Easy, right? But you might say that you had this already with the old bin/vendors
script. And you’d be right… NOT:

{
    "require": {
        "php":              ">=5.3.2",
        "symfony/symfony":  ">=2.0.7,<2.1.0-dev",
        "doctrine/orm":     ">=2.1.0,<2.2.0-dev",
        "twig/extensions":  "*",

        "symfony/assetic-bundle":         "*",
        "sensio/generator-bundle":        "*",
        "sensio/framework-extra-bundle":  "2.0.0-dev",
        "sensio/distribution-bundle":     "2.0.0-dev",
        "jms/security-extra-bundle":      "1.0.x-dev"

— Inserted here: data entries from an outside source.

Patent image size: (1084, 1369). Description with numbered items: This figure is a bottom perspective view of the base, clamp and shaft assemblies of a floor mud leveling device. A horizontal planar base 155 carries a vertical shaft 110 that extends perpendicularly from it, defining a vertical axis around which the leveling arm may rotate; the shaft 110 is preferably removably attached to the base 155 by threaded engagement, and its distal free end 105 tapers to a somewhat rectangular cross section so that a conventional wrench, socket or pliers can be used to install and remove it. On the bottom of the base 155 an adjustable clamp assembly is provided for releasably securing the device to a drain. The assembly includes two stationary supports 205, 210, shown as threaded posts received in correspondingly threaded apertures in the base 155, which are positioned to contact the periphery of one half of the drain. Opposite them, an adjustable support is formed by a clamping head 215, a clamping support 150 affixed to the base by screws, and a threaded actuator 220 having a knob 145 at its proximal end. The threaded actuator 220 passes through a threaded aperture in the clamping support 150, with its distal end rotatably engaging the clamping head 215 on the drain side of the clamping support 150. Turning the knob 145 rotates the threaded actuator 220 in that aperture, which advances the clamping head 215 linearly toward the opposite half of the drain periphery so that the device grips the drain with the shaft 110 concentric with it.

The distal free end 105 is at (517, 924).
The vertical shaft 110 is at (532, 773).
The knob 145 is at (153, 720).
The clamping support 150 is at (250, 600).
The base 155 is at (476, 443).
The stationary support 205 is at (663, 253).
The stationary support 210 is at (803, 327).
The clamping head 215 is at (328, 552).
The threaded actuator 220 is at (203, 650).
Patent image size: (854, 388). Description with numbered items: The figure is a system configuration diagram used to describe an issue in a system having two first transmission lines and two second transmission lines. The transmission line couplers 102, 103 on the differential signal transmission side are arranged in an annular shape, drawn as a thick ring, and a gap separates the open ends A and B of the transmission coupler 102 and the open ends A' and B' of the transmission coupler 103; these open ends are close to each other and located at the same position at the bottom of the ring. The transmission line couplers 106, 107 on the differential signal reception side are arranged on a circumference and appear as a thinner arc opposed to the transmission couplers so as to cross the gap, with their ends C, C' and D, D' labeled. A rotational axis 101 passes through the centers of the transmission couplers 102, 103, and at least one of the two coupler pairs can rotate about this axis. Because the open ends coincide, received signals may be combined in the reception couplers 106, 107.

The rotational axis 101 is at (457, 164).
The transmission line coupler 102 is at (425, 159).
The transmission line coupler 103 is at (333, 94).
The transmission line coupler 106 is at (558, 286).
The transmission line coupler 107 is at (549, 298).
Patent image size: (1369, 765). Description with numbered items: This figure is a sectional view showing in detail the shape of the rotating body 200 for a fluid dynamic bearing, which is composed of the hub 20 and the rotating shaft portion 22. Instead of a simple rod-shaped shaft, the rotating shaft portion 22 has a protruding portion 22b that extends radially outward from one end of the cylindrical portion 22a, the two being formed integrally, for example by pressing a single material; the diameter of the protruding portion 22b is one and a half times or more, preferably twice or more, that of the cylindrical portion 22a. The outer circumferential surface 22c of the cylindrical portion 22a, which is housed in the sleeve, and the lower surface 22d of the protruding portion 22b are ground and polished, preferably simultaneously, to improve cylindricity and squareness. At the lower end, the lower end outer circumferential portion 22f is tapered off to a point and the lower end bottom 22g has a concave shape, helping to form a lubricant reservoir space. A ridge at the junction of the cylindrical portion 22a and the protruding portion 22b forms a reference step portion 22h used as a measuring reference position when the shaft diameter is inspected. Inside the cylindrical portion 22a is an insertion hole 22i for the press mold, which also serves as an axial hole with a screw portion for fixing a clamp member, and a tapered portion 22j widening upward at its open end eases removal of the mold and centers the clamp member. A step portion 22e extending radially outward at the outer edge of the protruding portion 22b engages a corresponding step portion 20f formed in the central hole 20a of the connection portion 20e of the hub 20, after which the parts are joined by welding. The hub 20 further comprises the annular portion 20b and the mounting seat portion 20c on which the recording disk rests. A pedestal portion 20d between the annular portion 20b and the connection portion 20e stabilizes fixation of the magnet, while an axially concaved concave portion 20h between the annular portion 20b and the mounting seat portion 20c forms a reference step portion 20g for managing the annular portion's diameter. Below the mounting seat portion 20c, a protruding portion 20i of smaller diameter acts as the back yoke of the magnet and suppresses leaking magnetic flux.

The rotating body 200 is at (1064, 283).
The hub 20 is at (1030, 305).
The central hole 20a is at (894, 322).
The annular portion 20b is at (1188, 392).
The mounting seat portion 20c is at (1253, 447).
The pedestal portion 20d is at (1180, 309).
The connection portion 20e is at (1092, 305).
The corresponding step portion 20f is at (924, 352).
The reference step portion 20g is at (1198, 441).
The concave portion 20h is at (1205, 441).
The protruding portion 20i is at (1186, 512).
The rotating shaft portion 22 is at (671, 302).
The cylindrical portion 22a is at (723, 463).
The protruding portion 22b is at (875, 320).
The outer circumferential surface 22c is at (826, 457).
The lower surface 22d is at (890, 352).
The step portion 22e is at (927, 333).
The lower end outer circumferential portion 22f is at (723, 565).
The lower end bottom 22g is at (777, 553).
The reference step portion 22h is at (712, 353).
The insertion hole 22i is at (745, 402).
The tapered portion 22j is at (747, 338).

        "behat/behat-bundle":             "*",
        "behat/mink-bundle":              "*"
    },

    "repositories": {
        "behat/mink-deps": { "composer": { "url": "behat.org" } }
    }

    "autoload": {
        "psr-0": {
            "Acme": "src/"
        }
    },
}

Yep. We’ve just added MinkBundle and BehatBundle with ALL their dependencies
by adding only a few lines of JSON:

    ...
        "behat/behat-bundle":  "*",
        "behat/mink-bundle":   "*"
    },

    "repositories": {
        "behat/mink-deps": { "composer": { "url": "behat.org" } }
    }

Now you might miss adding SahiClient or downloading entire ZendFramework just
because of Goutte? Forget about it! Composer will only download needed packages.
And when i say needed – i mean only 5 ZendFramework components (~700kb instead
of ~20mb) instead of whole ZendFramework.

Just run:

$ bin/vendors update

And you’re ready to use BehatBundle with MinkContext inside your project
through Goutte/Sahi or Zombie.js. Want to use CommonContexts too? Add:

"behat/common-contexts": "*",

under composer.json / require. Want to use FOSRestBundle? Add:

"friendsofsymfony/rest-bundle": "2.0.0-dev",

Just don’t forget to call

$ bin/vendors update

You can find other bundles through Packagist website.